In 1961, 20th Century Fox records released several albums containing an unprecedented selection of musical excerpts from classic
Shirley Temple movies. In a very real sense, every Temple collection that has ever appeared is an extension of, a sequel to, or a set of, variations upon those monumental LPs that comprehensively compiled so many of her song and dance routines onto the phonographic format for the very first time. Released in 2000,
Early Bird is an excellent sampler containing many of
Shirley's finest recordings. "At the Codfish Ball" (which like "Early Bird" was drawn from the soundtrack of Captain January) has a chorus that is clearly recognizable as "When Erastus Plays his Old Kazoo", a hot jazz tune by
Sam Coslow recorded in the mid-'20s by both
the California Ramblers and
Johnny Dodds' Black Bottom Stompers. For a swinging grown-up treatment of "At the Codfish Ball" go directly to the version by
Tommy Dorsey's Clambake Seven with a vocal by
Edythe Wright, who also covered
Shirley's rallying cry to finicky eaters, "You've Gotta Eat Your Spinach Baby" (which unfortunately did not make it onto this collection). For sheer imaginative fun, few
Shirley Temple recordings outshine "At the Codfish Ball," and for this reason, both
Maria Muldaur and
the Chenille Sisters made a point of reviving it. Another number with close ties to the jazz scene of the '30s is "The Right Somebody to Love," given perhaps its best interpretation in 1936 by the
Willie Bryant Orchestra. "I Love to Walk in the Rain" gradually swells into a large-scale Busby Berkeley-styled number, complete with choral backup by a team of chortling adults and a well-timed entry by someone operating a duck call. "On the Good Ship Lollipop" has similar backing but seems psychologically closer to the cheerfully delusional "Animal Crackers in My Soup". The lengthiest and most exhausting routine in here is "When I Grow Up," a ponderously narrated five-minute daydream during which
Shirley rhymes her way through childhood, adolescence, and various stages of maturity all the way to crone-hood.
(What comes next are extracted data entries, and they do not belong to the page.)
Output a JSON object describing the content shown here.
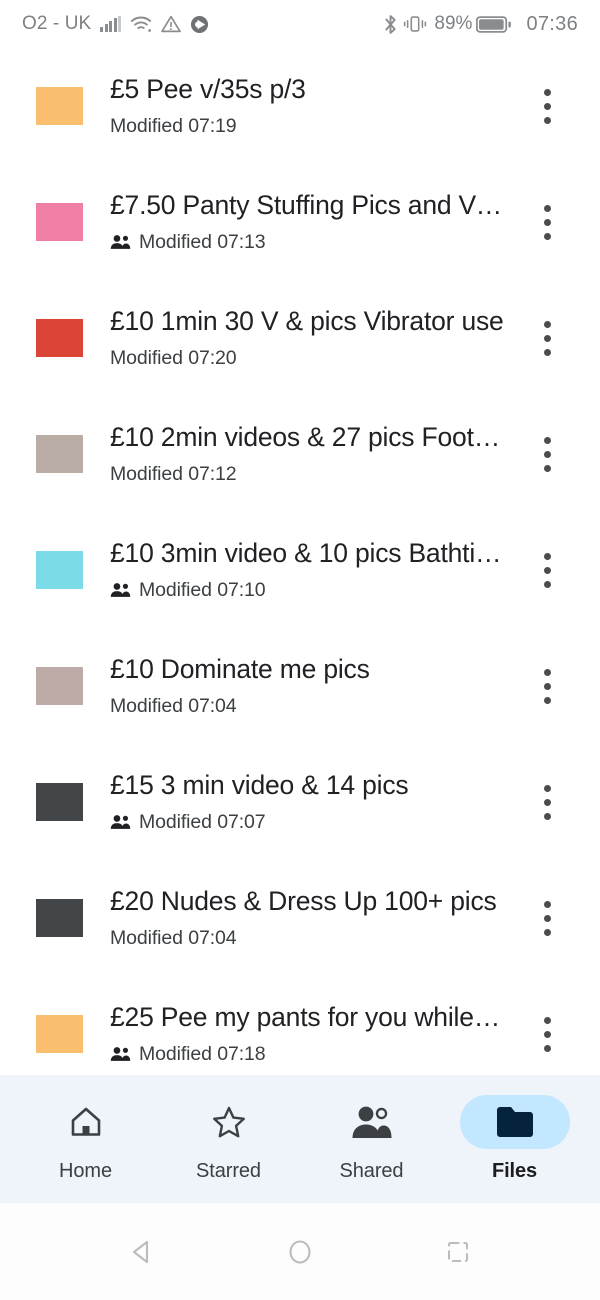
{
  "status_bar": {
    "carrier": "O2 - UK",
    "signal_icon": "signal-bars-icon",
    "wifi_icon": "wifi-icon",
    "warning_icon": "warning-triangle-icon",
    "app_icon": "circle-play-icon",
    "bluetooth_icon": "bluetooth-icon",
    "vibrate_icon": "vibrate-icon",
    "battery_percent": "89%",
    "battery_icon": "battery-icon",
    "time": "07:36"
  },
  "file_list": {
    "rows": [
      {
        "title": "£5 Pee v/35s p/3",
        "modified": "Modified 07:19",
        "shared": false,
        "color": "#f9be6e",
        "menu_icon": "overflow-menu-icon"
      },
      {
        "title": "£7.50 Panty Stuffing Pics and Vi…",
        "modified": "Modified 07:13",
        "shared": true,
        "color": "#f07fa6",
        "menu_icon": "overflow-menu-icon"
      },
      {
        "title": "£10 1min 30 V & pics Vibrator use",
        "modified": "Modified 07:20",
        "shared": false,
        "color": "#db4437",
        "menu_icon": "overflow-menu-icon"
      },
      {
        "title": "£10 2min videos & 27 pics Foot …",
        "modified": "Modified 07:12",
        "shared": false,
        "color": "#b9ada6",
        "menu_icon": "overflow-menu-icon"
      },
      {
        "title": "£10 3min video & 10 pics Bathti…",
        "modified": "Modified 07:10",
        "shared": true,
        "color": "#7bdce8",
        "menu_icon": "overflow-menu-icon"
      },
      {
        "title": "£10 Dominate me pics",
        "modified": "Modified 07:04",
        "shared": false,
        "color": "#bcaba6",
        "menu_icon": "overflow-menu-icon"
      },
      {
        "title": "£15 3 min video & 14 pics",
        "modified": "Modified 07:07",
        "shared": true,
        "color": "#434649",
        "menu_icon": "overflow-menu-icon"
      },
      {
        "title": "£20 Nudes & Dress Up 100+ pics",
        "modified": "Modified 07:04",
        "shared": false,
        "color": "#434649",
        "menu_icon": "overflow-menu-icon"
      },
      {
        "title": "£25 Pee my pants for you while t…",
        "modified": "Modified 07:18",
        "shared": true,
        "color": "#f9be6e",
        "menu_icon": "overflow-menu-icon"
      }
    ]
  },
  "bottom_nav": {
    "active_pill_color": "#c2e7ff",
    "background_color": "#eff3fa",
    "items": [
      {
        "label": "Home",
        "icon": "home-icon",
        "active": false
      },
      {
        "label": "Starred",
        "icon": "star-icon",
        "active": false
      },
      {
        "label": "Shared",
        "icon": "people-icon",
        "active": false
      },
      {
        "label": "Files",
        "icon": "folder-icon",
        "active": true
      }
    ]
  },
  "system_nav": {
    "back_icon": "back-triangle-icon",
    "home_icon": "home-circle-icon",
    "recents_icon": "recents-square-icon"
  }
}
Maybe some of the best snippets from these old films are the shortest, such as "Lay-De-O", a mind-expanding bout of yodeling laced with cavorting flutes, and "An Old Straw Hat" from Rebecca of Sunnybrook Farm. Equally brief and pointedly rustic, "Polly Wolly Doodle" comes from a creepily pro-Confederate, anti-Union production with racist overtones called The Littlest Rebel (shades of D.W. Griffith). Accompanied by a carefully plucked banjo,
Shirley sings a duet with her real-life chum, movie lot guardian and dance instructor
Bill Bojangles Robinson. This little piece of Americana, which has got to be the closest thing to a "down-home" recording in the entire
Shirley Temple archive, may serve as a discomfiting reminder that in 1935, Hollywood's most profitable little girl was made to perform in blackface.